На выстрелы — Долгушин палил в воздух из пистолета капитана — прибежал морской патруль. Вспугнутая слобода затемнилась, как по боевой тревоге. Звенели разбиваемые стекла, матросы, мелькая белыми форменками, выскакивали из окон, шарахаясь от фар въезжающих в слободу автомобилей. Прибыл комендант города с помощником, показалась наконец и главная ударная сила — комендантский взвод. Будто сам себя вытряхнул из— под брезента крытого грузовика: тридцать гигантов с автоматами, лишь недавно осуществленная мечта коменданта, свято верующего в торжество дисциплины и железного воинского порядка. Взвод выстроился, командовал им офицер, ростом чуть повыше карабина без штыка. Высокому Барбашу пришлось наклониться, чтоб разобрать, сколько звездочек у того на погонах.
— Так ты лейтенант, что ли?.. Послушай, здесь люди, живые матросы, автоматы в ход не пускай!
Ломающимся мальчишеским голоском лейтенант запальчиво возразил: его парни могут голыми руками взять в плен целый батальон, автоматы же…
Барбаш, властный и решительный, прервал его. «Валяй!» — приказал он, и к грузовику стали подводить задержанных. Прибыли санитарные машины, старший лейтенант из морского патруля пошел перевязываться, снял потемневший у левого рукава белый китель и на вопрос Долгушина, с какого он корабля, ответил: «На котором по морю ходят!»
Двухэтажное общежитие на самом краю слободы казалось вымершим. Ни огонька в нем, ни звука из него. Оцепленный со всех сторон, освещенный фарами автомашин, дом не подавал признаков жизни. Но с минуты на минуту окна его должны были засветиться, а заваленные изнутри двери подъезда — распахнуться, потому что было 23.15. Все уволены до 24.00, от слободы до барказов на Минной стенке минут 30 — 40 бега или ходьбы. Оставаться в доме было бессмысленно.
Вдруг наступила абсолютная тишина. То ли потому, что шофер грузовика заглушил мотор, то ли оттого, что в доме как— то особо затаились, но нагрянувшая тишина была тревожной, глубокой.
В доме, погруженном в тишину и темноту, раздались шорохи и скрипы. И вдруг — рывком открылась дверь ближнего подъезда. Автоматчики насторожились, приняли стойку для прыжка и хватания. Но из.подъезда так никто и не вышел. Комендант поднял руку и держал ее поднятой: на руку смотрели все, ожидая сигнала. И все недоуменно, не веря ушам своим, переглянулись, когда из дома полилась необычная, торжественая музыка — похоронная музыка. Завыли трубы, забацали тарелки, звук радиолы был негромким и чистым, мелодия скорбной и мужественной.
В подъезде же показалась процессия. Матросы шли, в великой печали опустив головы, сняв бескозырки, держа строй, шагая в размеренном темпе похоронного марша, неся три тела на кроватных сетках, поднятых на плечи…

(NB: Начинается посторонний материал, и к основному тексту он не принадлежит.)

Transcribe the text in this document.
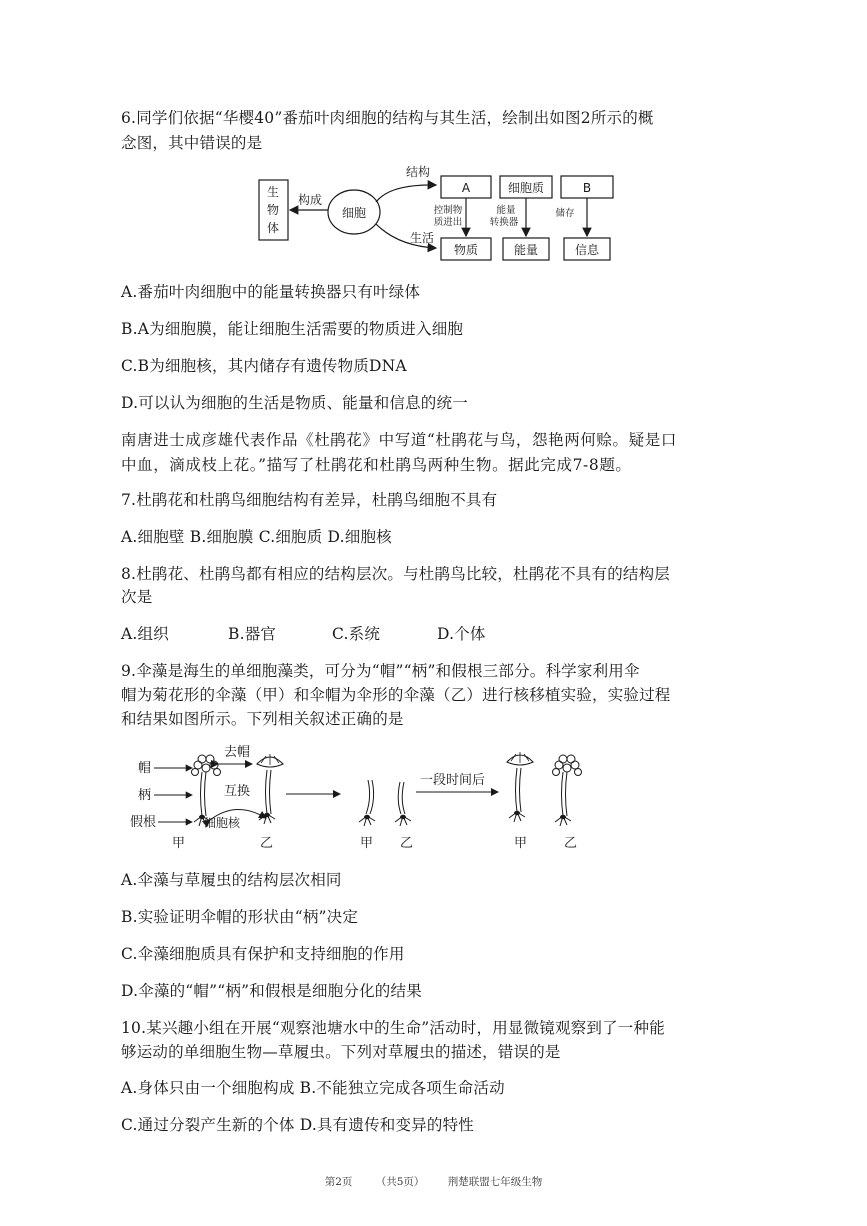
6.同学们依据“华樱40”番茄叶肉细胞的结构与其生活，绘制出如图2所示的概
念图，其中错误的是
生
物
体
构成
细胞
结构
生活
A	细胞质	B
控制物
质进出
能量
转换器
储存
物质	能量	信息
A.番茄叶肉细胞中的能量转换器只有叶绿体
B.A为细胞膜，能让细胞生活需要的物质进入细胞
C.B为细胞核，其内储存有遗传物质DNA
D.可以认为细胞的生活是物质、能量和信息的统一
南唐进士成彦雄代表作品《杜鹃花》中写道“杜鹃花与鸟，怨艳两何赊。疑是口
中血，滴成枝上花。”描写了杜鹃花和杜鹃鸟两种生物。据此完成7-8题。
7.杜鹃花和杜鹃鸟细胞结构有差异，杜鹃鸟细胞不具有
A.细胞壁 B.细胞膜 C.细胞质 D.细胞核
8.杜鹃花、杜鹃鸟都有相应的结构层次。与杜鹃鸟比较，杜鹃花不具有的结构层
次是
A.组织	B.器官	C.系统	D.个体
9.伞藻是海生的单细胞藻类，可分为“帽”“柄”和假根三部分。科学家利用伞
帽为菊花形的伞藻（甲）和伞帽为伞形的伞藻（乙）进行核移植实验，实验过程
和结果如图所示。下列相关叙述正确的是
帽
柄
假根
去帽
互换
细胞核
甲	乙	甲 乙
一段时间后
甲	乙
A.伞藻与草履虫的结构层次相同
B.实验证明伞帽的形状由“柄”决定
C.伞藻细胞质具有保护和支持细胞的作用
D.伞藻的“帽”“柄”和假根是细胞分化的结果
10.某兴趣小组在开展“观察池塘水中的生命”活动时，用显微镜观察到了一种能
够运动的单细胞生物—草履虫。下列对草履虫的描述，错误的是
A.身体只由一个细胞构成 B.不能独立完成各项生命活动
C.通过分裂产生新的个体 D.具有遗传和变异的特性
第2页 （共5页） 荆楚联盟七年级生物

Автоматчики попятились, расступились, рука коменданта нерешительно согнулась в локте, задержалась у фуражки, отдавая павшим последнюю почесть, и стыдливо опустилась. Несомые на сетках матросы лежали со скрещенными на груди руками, на животе — бескозырки. У машин с красным крестом засуетились санитары, открыли задние дверцы, колонна спотыкавшихся от горя матросов стала перестраиваться, вытягивая свой хвост из оцепления, потом раздался свист: «Полундра!» — и покойники полетели на землю, а процессия, рассыпавшись, бросилась наутек. Комендант, Барбаш, Долгушин, офицеры — все сгрудились над покойниками, от которых разило водкой. Но только убедившись, что эти люди живы, комендант возобновил операцию. Автоматчики цеплялись к бортам машин, мчавшихся к городу, но время было уже упущено. И покойники куда— то исчезли. К Севастополю прорвалась большая часть блокированных в доме. Зло хохотавший Барбаш дважды нырял в темноту слободы и каждый раз возвращался с добычей.

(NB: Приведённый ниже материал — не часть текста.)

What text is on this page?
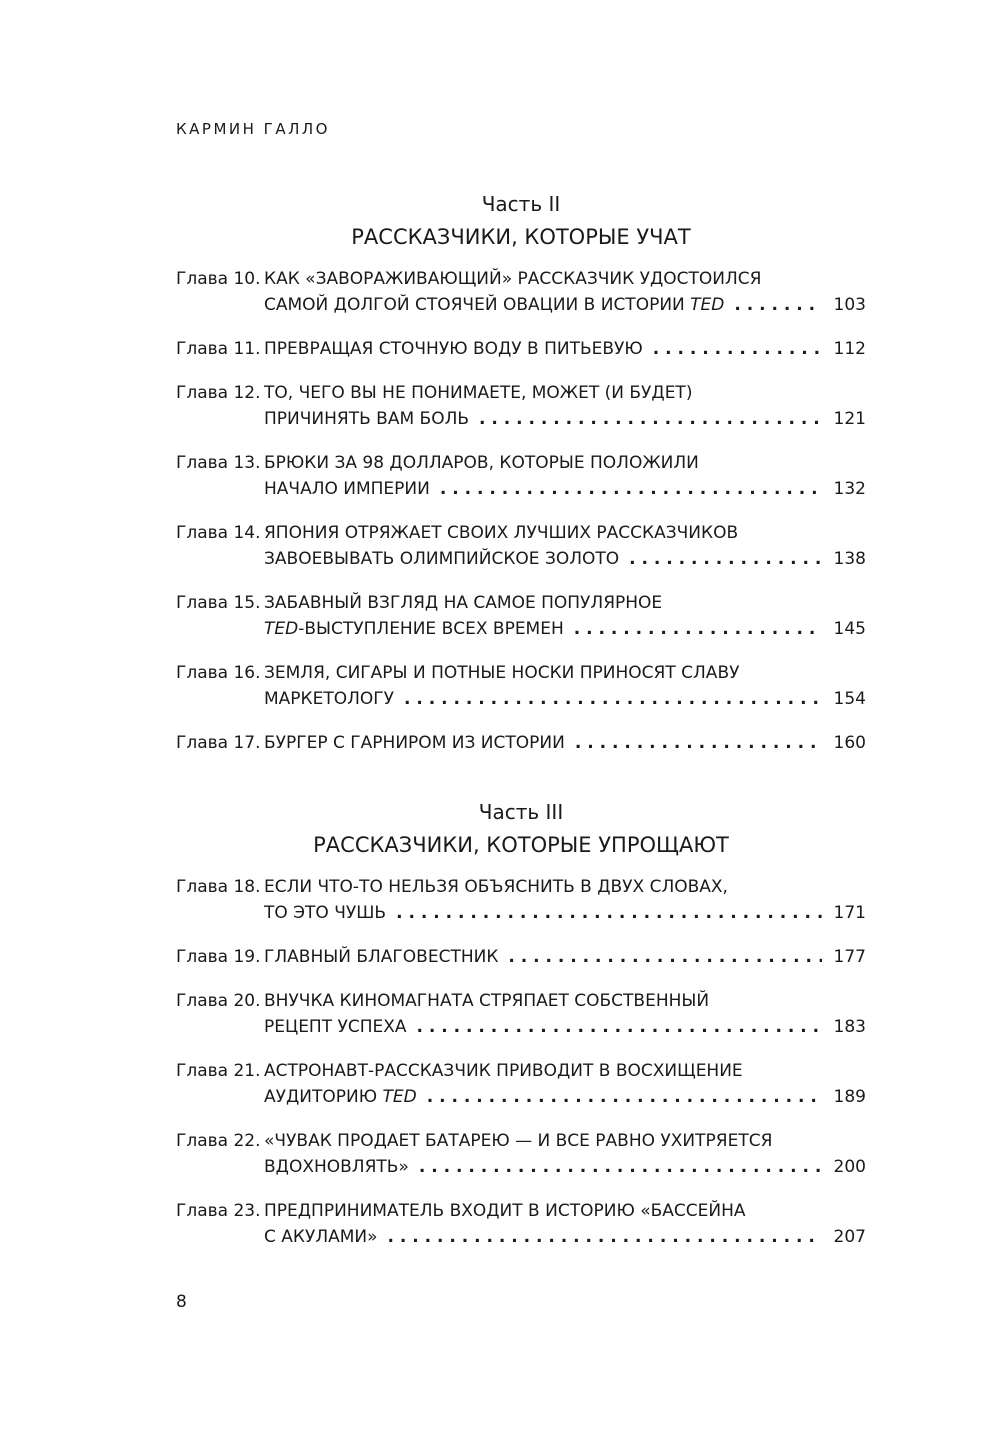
КАРМИН ГАЛЛО

Часть II

РАССКАЗЧИКИ, КОТОРЫЕ УЧАТ

Глава 10. КАК «ЗАВОРАЖИВАЮЩИЙ» РАССКАЗЧИК УДОСТОИЛСЯ
САМОЙ ДОЛГОЙ СТОЯЧЕЙ ОВАЦИИ В ИСТОРИИ TED . . .	103
Глава 11. ПРЕВРАЩАЯ СТОЧНУЮ ВОДУ В ПИТЬЕВУЮ . . .	112
Глава 12. ТО, ЧЕГО ВЫ НЕ ПОНИМАЕТЕ, МОЖЕТ (И БУДЕТ)
ПРИЧИНЯТЬ ВАМ БОЛЬ . . .	121
Глава 13. БРЮКИ ЗА 98 ДОЛЛАРОВ, КОТОРЫЕ ПОЛОЖИЛИ
НАЧАЛО ИМПЕРИИ . . .	132
Глава 14. ЯПОНИЯ ОТРЯЖАЕТ СВОИХ ЛУЧШИХ РАССКАЗЧИКОВ
ЗАВОЕВЫВАТЬ ОЛИМПИЙСКОЕ ЗОЛОТО . . .	138
Глава 15. ЗАБАВНЫЙ ВЗГЛЯД НА САМОЕ ПОПУЛЯРНОЕ
TED-ВЫСТУПЛЕНИЕ ВСЕХ ВРЕМЕН . . .	145
Глава 16. ЗЕМЛЯ, СИГАРЫ И ПОТНЫЕ НОСКИ ПРИНОСЯТ СЛАВУ
МАРКЕТОЛОГУ . . .	154
Глава 17. БУРГЕР С ГАРНИРОМ ИЗ ИСТОРИИ . . .	160

Часть III

РАССКАЗЧИКИ, КОТОРЫЕ УПРОЩАЮТ

Глава 18. ЕСЛИ ЧТО-ТО НЕЛЬЗЯ ОБЪЯСНИТЬ В ДВУХ СЛОВАХ,
ТО ЭТО ЧУШЬ . . .	171
Глава 19. ГЛАВНЫЙ БЛАГОВЕСТНИК . . .	177
Глава 20. ВНУЧКА КИНОМАГНАТА СТРЯПАЕТ СОБСТВЕННЫЙ
РЕЦЕПТ УСПЕХА . . .	183
Глава 21. АСТРОНАВТ-РАССКАЗЧИК ПРИВОДИТ В ВОСХИЩЕНИЕ
АУДИТОРИЮ TED . . .	189
Глава 22. «ЧУВАК ПРОДАЕТ БАТАРЕЮ — И ВСЕ РАВНО УХИТРЯЕТСЯ
ВДОХНОВЛЯТЬ» . . .	200
Глава 23. ПРЕДПРИНИМАТЕЛЬ ВХОДИТ В ИСТОРИЮ «БАССЕЙНА
С АКУЛАМИ» . . .	207
8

В комендатуре разложили на столе документы задержанных, стопками — по крейсерам, по бригадам эсминцев. Склянки в Южной бухте отбили час ночи. В комендатуру вломился первый остряк эскадры командир бригады крейсеров контр— адмирал Волгин, заорал с порога: «Комендант! Ты сорвал мне боевую операцию! Я послал своих орлов в гнездо разврата, чтоб они внедрились в него и разложили изнутри, а ты…» Трясущейся от волнения рукой комендант оперся о стол, устало, по— стариковски начал стыдить его. Командир бригады взревел: «Да! Да! Не тех увольняем! Виноваты!» Один за другим входили в кабинет командиры крейсеров, злые, настороженные, неумело скрывали облегчение, когда узнавали, кто их вызвал и по какому поводу.

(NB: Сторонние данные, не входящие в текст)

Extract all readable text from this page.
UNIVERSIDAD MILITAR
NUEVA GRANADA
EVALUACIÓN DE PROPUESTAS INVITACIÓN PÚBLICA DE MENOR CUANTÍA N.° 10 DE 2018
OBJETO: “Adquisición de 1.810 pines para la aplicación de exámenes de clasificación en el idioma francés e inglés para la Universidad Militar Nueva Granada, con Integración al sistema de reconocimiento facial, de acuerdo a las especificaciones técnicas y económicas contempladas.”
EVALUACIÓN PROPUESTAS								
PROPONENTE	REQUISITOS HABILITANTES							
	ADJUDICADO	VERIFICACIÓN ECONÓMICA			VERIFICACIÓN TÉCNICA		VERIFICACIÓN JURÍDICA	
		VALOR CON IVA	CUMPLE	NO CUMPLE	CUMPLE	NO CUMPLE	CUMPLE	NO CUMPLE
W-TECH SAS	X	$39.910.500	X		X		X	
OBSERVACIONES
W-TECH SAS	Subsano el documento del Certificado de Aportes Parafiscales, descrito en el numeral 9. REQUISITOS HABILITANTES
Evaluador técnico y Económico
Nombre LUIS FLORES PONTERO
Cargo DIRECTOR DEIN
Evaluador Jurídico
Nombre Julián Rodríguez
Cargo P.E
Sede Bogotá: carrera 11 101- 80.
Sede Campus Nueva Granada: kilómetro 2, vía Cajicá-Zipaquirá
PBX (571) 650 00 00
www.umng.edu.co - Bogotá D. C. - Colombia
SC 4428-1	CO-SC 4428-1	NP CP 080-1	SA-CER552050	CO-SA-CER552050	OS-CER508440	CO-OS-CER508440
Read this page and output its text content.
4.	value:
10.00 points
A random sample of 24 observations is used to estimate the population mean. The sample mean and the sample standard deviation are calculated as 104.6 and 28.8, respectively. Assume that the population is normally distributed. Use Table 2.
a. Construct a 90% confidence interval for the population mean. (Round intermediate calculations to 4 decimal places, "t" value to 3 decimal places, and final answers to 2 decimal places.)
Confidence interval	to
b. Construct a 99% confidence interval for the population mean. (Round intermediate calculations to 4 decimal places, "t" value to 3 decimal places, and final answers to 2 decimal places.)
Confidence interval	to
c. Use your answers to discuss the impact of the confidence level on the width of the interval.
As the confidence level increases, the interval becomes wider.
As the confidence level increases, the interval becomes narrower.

Иван Данилович до утра просидел в комендатуре. При нем составлялись сводные отчеты по итогам увольнений, и цифры мало чем отличались от тех, что приводились и в прошлый понедельник, и в позапрошлый. Колонки и графы сводок, пункты и параграфы приказов как бы топили в себе людей, и Мартынова слобода становилась не лучше и не хуже Приморского бульвара.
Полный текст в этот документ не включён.